Folk hero pianist takes inspiration from natural world

George Winston has been dubbed the “father of new age music.”

For years he has done everything in his power to downplay the title.

“I’ve actually got a vasectomy. So I’m the father of nothing,” Winston says, laughing.

“My stuff’s got a harder edge to it than new age. That’s meditation stuff or something. I’ve always said I played folk piano, like others played folk guitar.”

Winston has been proving his musical virility for 35 years, first arriving in the public eye through the iconic Windham Hill label and later with his own Dancing Cat Records. He represents the rare musician who can claim to have put out three platinum and four gold records of instrumental piano music.

His material has ranged from successive albums of his own atmospheric material based on seasonal cycles to records covering The Doors and Vince Guarldi’s jazz compositions for the Peanuts cartoons.

“At least 90 percent of what I do is other composers,” says Winston, calling from a tour stop in Salina.

“I’m always looking for tunes, from Gregorian chants through John Cage. … I listen to extremely little music recreationally. I’m always on the prowl. But once in a while on the prowl, I’ll go, ‘I’ve got to hear that 50 times.’ The key of learning a song is to listen to different versions a lot, then it gets in your head where you can just think it. It’s like ‘Yankee Doodle’ – it’s just part of you. Then you go about saying, ‘How do I play it?'”

The 57-year-old pianist – who also is skilled at harmonica and Hawaiian slack-key guitar – says certain songs he comes across are easier to adapt to his distinctive style than others. He claims about half of his attempts result in failure.

“There are a lot where I go, ‘Not quite.’ I’ve got all the notes, but it’s a transcription. It’s not living and breathing. For it to work, I have to depend on somebody not hearing the original. It has to just work as a piano piece or guitar piece or harmonica piece,” he says.

Interestingly, Winston has never heard another artist cover one of his own songs.

He says, “It really wouldn’t interest me, anyway. I know me – about halfway, anyway. I’m sure somebody plays something somewhere.
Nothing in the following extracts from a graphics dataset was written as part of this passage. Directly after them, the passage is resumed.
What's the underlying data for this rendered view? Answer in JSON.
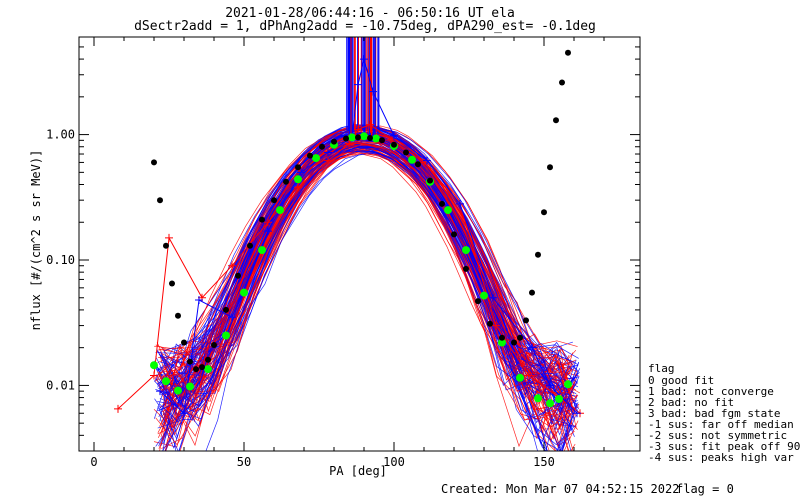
{
  "title_lines": [
    "2021-01-28/06:44:16 - 06:50:16 UT ela",
    "dSectr2add = 1, dPhAng2add = -10.75deg, dPA290_est=  -0.1deg"
  ],
  "footer": {
    "created": "Created: Mon Mar 07 04:52:15 2022",
    "flag": "flag = 0"
  },
  "legend": {
    "title": "flag",
    "items": [
      " 0 good fit",
      " 1 bad: not converge",
      " 2 bad: no fit",
      " 3 bad: bad fgm state",
      "-1 sus: far off median",
      "-2 sus: not symmetric",
      "-3 sus: fit peak off 90",
      "-4 sus: peaks high var"
    ]
  },
  "colors": {
    "red": "#ff0000",
    "blue": "#0000ff",
    "green": "#00ff00",
    "black": "#000000"
  },
  "chart_data": {
    "type": "line",
    "xlabel": "PA [deg]",
    "ylabel": "nflux [#/(cm^2 s sr MeV)]",
    "xlim": [
      -5,
      182
    ],
    "ylim": [
      0.003,
      6.0
    ],
    "yscale": "log",
    "x_ticks": [
      0,
      50,
      100,
      150
    ],
    "x_tick_labels": [
      "0",
      "50",
      "100",
      "150"
    ],
    "y_ticks": [
      0.01,
      0.1,
      1.0
    ],
    "y_tick_labels": [
      "0.01",
      "0.10",
      "1.00"
    ],
    "grid": false,
    "legend_position": "right-outside",
    "series": [
      {
        "color": "red",
        "marker": "+",
        "x": [
          8,
          20,
          25,
          36,
          46,
          58,
          68,
          78,
          85,
          88,
          92,
          99,
          110,
          122,
          134,
          145,
          155,
          162
        ],
        "y": [
          0.0065,
          0.012,
          0.15,
          0.05,
          0.09,
          0.2,
          0.38,
          0.62,
          0.85,
          1.1,
          1.2,
          0.92,
          0.6,
          0.28,
          0.03,
          0.012,
          0.008,
          0.006
        ]
      },
      {
        "color": "blue",
        "marker": "+",
        "x": [
          22,
          30,
          35,
          46,
          58,
          69,
          78,
          86,
          88,
          90,
          93,
          100,
          111,
          122,
          133,
          146,
          152,
          161
        ],
        "y": [
          0.009,
          0.006,
          0.048,
          0.035,
          0.17,
          0.5,
          0.72,
          0.95,
          2.5,
          4.0,
          2.2,
          0.98,
          0.62,
          0.28,
          0.05,
          0.02,
          0.01,
          0.006
        ]
      },
      {
        "color": "green",
        "marker": "filled-circle",
        "x": [
          20,
          24,
          28,
          32,
          38,
          44,
          50,
          56,
          62,
          68,
          74,
          80,
          86,
          90,
          94,
          100,
          106,
          112,
          118,
          124,
          130,
          136,
          142,
          148,
          152,
          155,
          158
        ],
        "y": [
          0.0145,
          0.0108,
          0.0091,
          0.0098,
          0.0135,
          0.025,
          0.055,
          0.12,
          0.25,
          0.44,
          0.65,
          0.83,
          0.95,
          0.97,
          0.93,
          0.81,
          0.63,
          0.42,
          0.25,
          0.12,
          0.052,
          0.022,
          0.0115,
          0.0079,
          0.0072,
          0.0078,
          0.0102
        ]
      },
      {
        "color": "black",
        "marker": "filled-circle",
        "x": [
          20,
          22,
          24,
          26,
          28,
          30,
          32,
          34,
          36,
          38,
          40,
          44,
          48,
          52,
          56,
          60,
          64,
          68,
          72,
          76,
          80,
          84,
          88,
          92,
          96,
          100,
          104,
          108,
          112,
          116,
          120,
          124,
          128,
          132,
          136,
          140,
          142,
          144,
          146,
          148,
          150,
          152,
          154,
          156,
          158
        ],
        "y": [
          0.6,
          0.3,
          0.13,
          0.065,
          0.036,
          0.022,
          0.0155,
          0.0135,
          0.014,
          0.016,
          0.021,
          0.04,
          0.075,
          0.13,
          0.21,
          0.3,
          0.42,
          0.55,
          0.68,
          0.8,
          0.88,
          0.93,
          0.95,
          0.94,
          0.9,
          0.83,
          0.72,
          0.58,
          0.43,
          0.28,
          0.16,
          0.085,
          0.047,
          0.031,
          0.024,
          0.022,
          0.024,
          0.033,
          0.055,
          0.11,
          0.24,
          0.55,
          1.3,
          2.6,
          4.5
        ]
      }
    ]
  }
}
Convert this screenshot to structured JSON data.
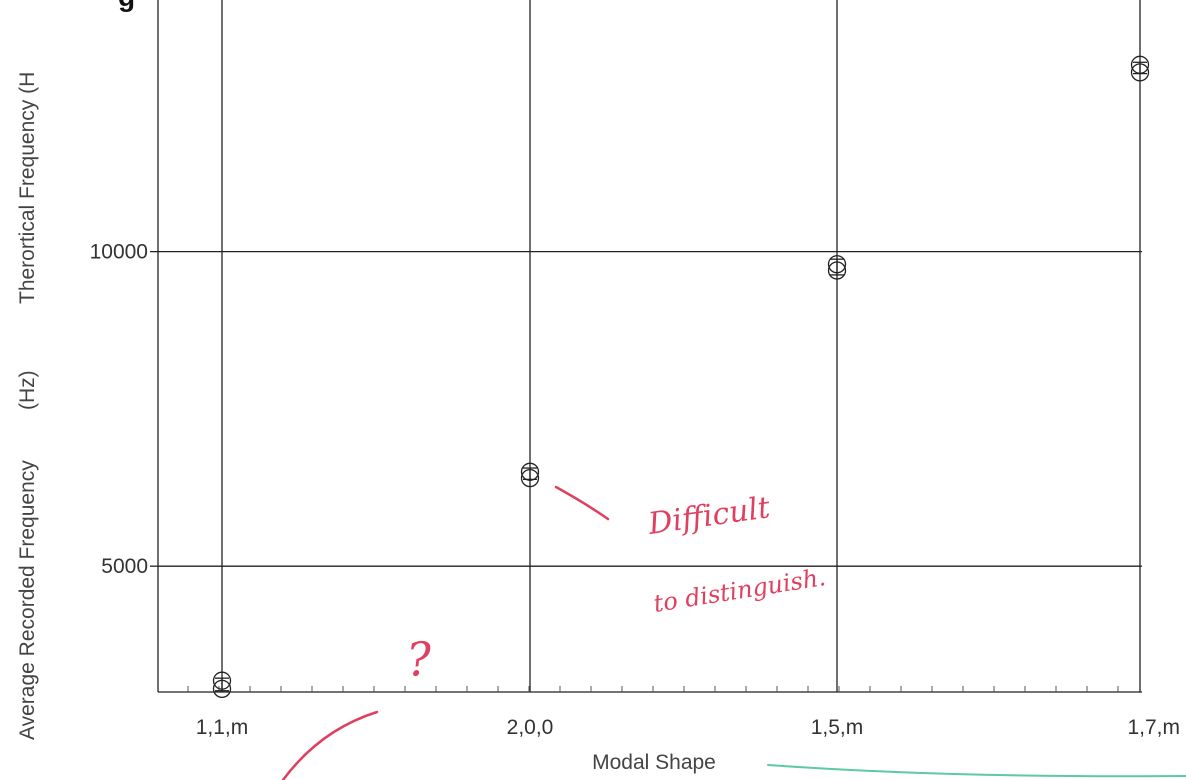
{
  "chart_data": {
    "type": "scatter",
    "title": "g",
    "xlabel": "Modal Shape",
    "ylabel_parts": [
      "Average Recorded Frequency",
      "(Hz)",
      "Therortical Frequency (H"
    ],
    "categories": [
      "1,1,m",
      "2,0,0",
      "1,5,m",
      "1,7,m"
    ],
    "y_ticks": [
      5000,
      10000
    ],
    "ylim": [
      3000,
      14000
    ],
    "grid": true,
    "series": [
      {
        "markers": "circle",
        "points": [
          {
            "x": "1,1,m",
            "y": 3180
          },
          {
            "x": "2,0,0",
            "y": 6500
          },
          {
            "x": "1,5,m",
            "y": 9800
          },
          {
            "x": "1,7,m",
            "y": 12970
          }
        ]
      },
      {
        "markers": "circle",
        "points": [
          {
            "x": "1,1,m",
            "y": 3050
          },
          {
            "x": "2,0,0",
            "y": 6400
          },
          {
            "x": "1,5,m",
            "y": 9700
          },
          {
            "x": "1,7,m",
            "y": 12850
          }
        ]
      }
    ],
    "error_bars": [
      {
        "x": "1,1,m",
        "low": 3020,
        "high": 3220
      },
      {
        "x": "2,0,0",
        "low": 6380,
        "high": 6560
      },
      {
        "x": "1,5,m",
        "low": 9630,
        "high": 9880
      },
      {
        "x": "1,7,m",
        "low": 12830,
        "high": 13010
      }
    ]
  },
  "annotations": {
    "note1": "Difficult",
    "note2": "to distinguish.",
    "note3": "?"
  },
  "colors": {
    "ink_red": "#e0405f",
    "ink_green": "#5cc9a7",
    "axis": "#222222"
  }
}
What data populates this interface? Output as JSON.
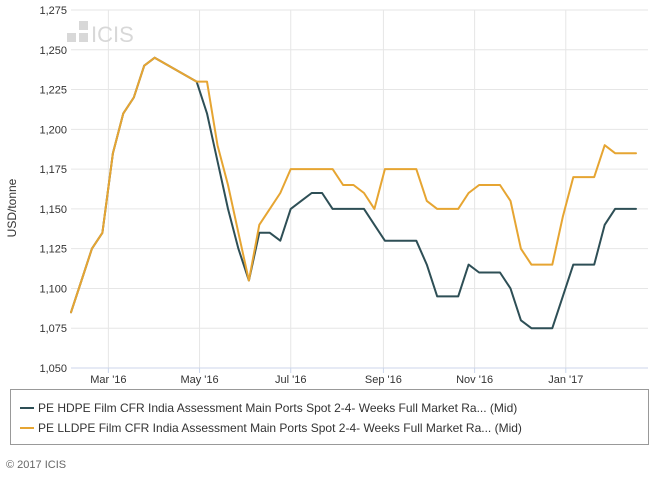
{
  "brand": {
    "watermark": "ICIS",
    "copyright": "© 2017 ICIS"
  },
  "chart_data": {
    "type": "line",
    "title": "",
    "xlabel": "",
    "ylabel": "USD/tonne",
    "ylim": [
      1050,
      1275
    ],
    "yticks": [
      1050,
      1075,
      1100,
      1125,
      1150,
      1175,
      1200,
      1225,
      1250,
      1275
    ],
    "ytick_labels": [
      "1,050",
      "1,075",
      "1,100",
      "1,125",
      "1,150",
      "1,175",
      "1,200",
      "1,225",
      "1,250",
      "1,275"
    ],
    "xlim": [
      "2016-02-05",
      "2017-02-25"
    ],
    "xticks": [
      "2016-03-01",
      "2016-05-01",
      "2016-07-01",
      "2016-09-01",
      "2016-11-01",
      "2017-01-01"
    ],
    "xtick_labels": [
      "Mar '16",
      "May '16",
      "Jul '16",
      "Sep '16",
      "Nov '16",
      "Jan '17"
    ],
    "grid": true,
    "legend_position": "bottom",
    "series": [
      {
        "name": "PE HDPE Film CFR India Assessment Main Ports Spot 2-4- Weeks Full Market Ra... (Mid)",
        "color": "#2e4f56",
        "x": [
          "2016-02-05",
          "2016-02-12",
          "2016-02-19",
          "2016-02-26",
          "2016-03-04",
          "2016-03-11",
          "2016-03-18",
          "2016-03-25",
          "2016-04-01",
          "2016-04-29",
          "2016-05-06",
          "2016-05-13",
          "2016-05-20",
          "2016-05-27",
          "2016-06-03",
          "2016-06-10",
          "2016-06-17",
          "2016-06-24",
          "2016-07-01",
          "2016-07-08",
          "2016-07-15",
          "2016-07-22",
          "2016-07-29",
          "2016-08-05",
          "2016-08-12",
          "2016-08-19",
          "2016-08-26",
          "2016-09-02",
          "2016-09-09",
          "2016-09-16",
          "2016-09-23",
          "2016-09-30",
          "2016-10-07",
          "2016-10-14",
          "2016-10-21",
          "2016-10-28",
          "2016-11-04",
          "2016-11-11",
          "2016-11-18",
          "2016-11-25",
          "2016-12-02",
          "2016-12-09",
          "2016-12-16",
          "2016-12-23",
          "2016-12-30",
          "2017-01-06",
          "2017-01-13",
          "2017-01-20",
          "2017-01-27",
          "2017-02-03",
          "2017-02-10",
          "2017-02-17"
        ],
        "y": [
          1085,
          1105,
          1125,
          1135,
          1185,
          1210,
          1220,
          1240,
          1245,
          1230,
          1210,
          1180,
          1150,
          1125,
          1105,
          1135,
          1135,
          1130,
          1150,
          1155,
          1160,
          1160,
          1150,
          1150,
          1150,
          1150,
          1140,
          1130,
          1130,
          1130,
          1130,
          1115,
          1095,
          1095,
          1095,
          1115,
          1110,
          1110,
          1110,
          1100,
          1080,
          1075,
          1075,
          1075,
          1095,
          1115,
          1115,
          1115,
          1140,
          1150,
          1150,
          1150
        ]
      },
      {
        "name": "PE LLDPE Film CFR India Assessment Main Ports Spot 2-4- Weeks Full Market Ra... (Mid)",
        "color": "#e6a532",
        "x": [
          "2016-02-05",
          "2016-02-12",
          "2016-02-19",
          "2016-02-26",
          "2016-03-04",
          "2016-03-11",
          "2016-03-18",
          "2016-03-25",
          "2016-04-01",
          "2016-04-29",
          "2016-05-06",
          "2016-05-13",
          "2016-05-20",
          "2016-05-27",
          "2016-06-03",
          "2016-06-10",
          "2016-06-17",
          "2016-06-24",
          "2016-07-01",
          "2016-07-08",
          "2016-07-15",
          "2016-07-22",
          "2016-07-29",
          "2016-08-05",
          "2016-08-12",
          "2016-08-19",
          "2016-08-26",
          "2016-09-02",
          "2016-09-09",
          "2016-09-16",
          "2016-09-23",
          "2016-09-30",
          "2016-10-07",
          "2016-10-14",
          "2016-10-21",
          "2016-10-28",
          "2016-11-04",
          "2016-11-11",
          "2016-11-18",
          "2016-11-25",
          "2016-12-02",
          "2016-12-09",
          "2016-12-16",
          "2016-12-23",
          "2016-12-30",
          "2017-01-06",
          "2017-01-13",
          "2017-01-20",
          "2017-01-27",
          "2017-02-03",
          "2017-02-10",
          "2017-02-17"
        ],
        "y": [
          1085,
          1105,
          1125,
          1135,
          1185,
          1210,
          1220,
          1240,
          1245,
          1230,
          1230,
          1190,
          1165,
          1135,
          1105,
          1140,
          1150,
          1160,
          1175,
          1175,
          1175,
          1175,
          1175,
          1165,
          1165,
          1160,
          1150,
          1175,
          1175,
          1175,
          1175,
          1155,
          1150,
          1150,
          1150,
          1160,
          1165,
          1165,
          1165,
          1155,
          1125,
          1115,
          1115,
          1115,
          1145,
          1170,
          1170,
          1170,
          1190,
          1185,
          1185,
          1185
        ]
      }
    ]
  }
}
But I ain’t looking, either.”

George Winston has released 14 albums of solo piano material.

Traveling man

For Saturday’s live performance, Winston is once again characterizing his material in terms of the seasons.

“I’ve got two shows: the winter show and the summer show,” he explains. “The winter one is what I consider fall- and winter-type tunes. There’ll be some of the melodic folk piano. There’ll be stride piano from the Fats Waller influence – the older jazz stuff from the ’20s and ’30s. And there’ll be New Orleans rhythm and blues piano, some from the latest ‘Hurricane Relief Benefit’ record.”

His 2006 release, “Gulf Coast Blues & Impressions: A Hurricane Relief Benefit,” followed on the heels of “Montana: A Love Story” – both of which celebrate a region of the country through geographically evocative compositions.

Despite the fact that Winston can be somewhat reclusive when it comes to issuing recordings (he’s seen gaps of up to six years between projects), he is constantly touring and performing live. Winston routinely logs over 100 concerts a year.

“Each place influences what I do to some degree,” he says. “One of the many reasons I go is to get another inspiration, another strand, another brick in the building. I love going to a place I haven’t been, like Salina, and going to a place I have been, like Lawrence.”

Winston says he loves to play Kansas because it evokes the wide open spaces of Montana, where he was raised.

“The biggest topographical inspiration for me is the Great Plains, from Eastern Montana down to Western Texas. I can explain it, and I can’t. It just comes down to because it is,” he says.

Lightning strikes

For a stretch in the 1990s, Winston had to bypass Lawrence because nature actually conspired against him.

“I played at (Hoch Auditorium) in the late ’80s before it got hit by lightning (in 1991). I remember I had to wait to play while they built the Lied. I know that’s happened in history, but I’d never heard of that happening to any venue. But this is Kansas. Lightning is Kansas’ hurricane.”

Winston continues to take influence in the beauty and destructiveness of nature. A stray lightning strike is just the type of event that might inspire a future album.

He says, “I think the most amazing moments in life are not documented. They come by in a second or two – a deer, a bird. That moment happens and it’s gone. It’s like a concert you went to that’s not recorded. You go, ‘Wow.’ A lot of this is the state of consciousness of the observer. If you’re in the right mood, a cloud is going to send you. If you’re in the wrong mood, nothing is going to send you.”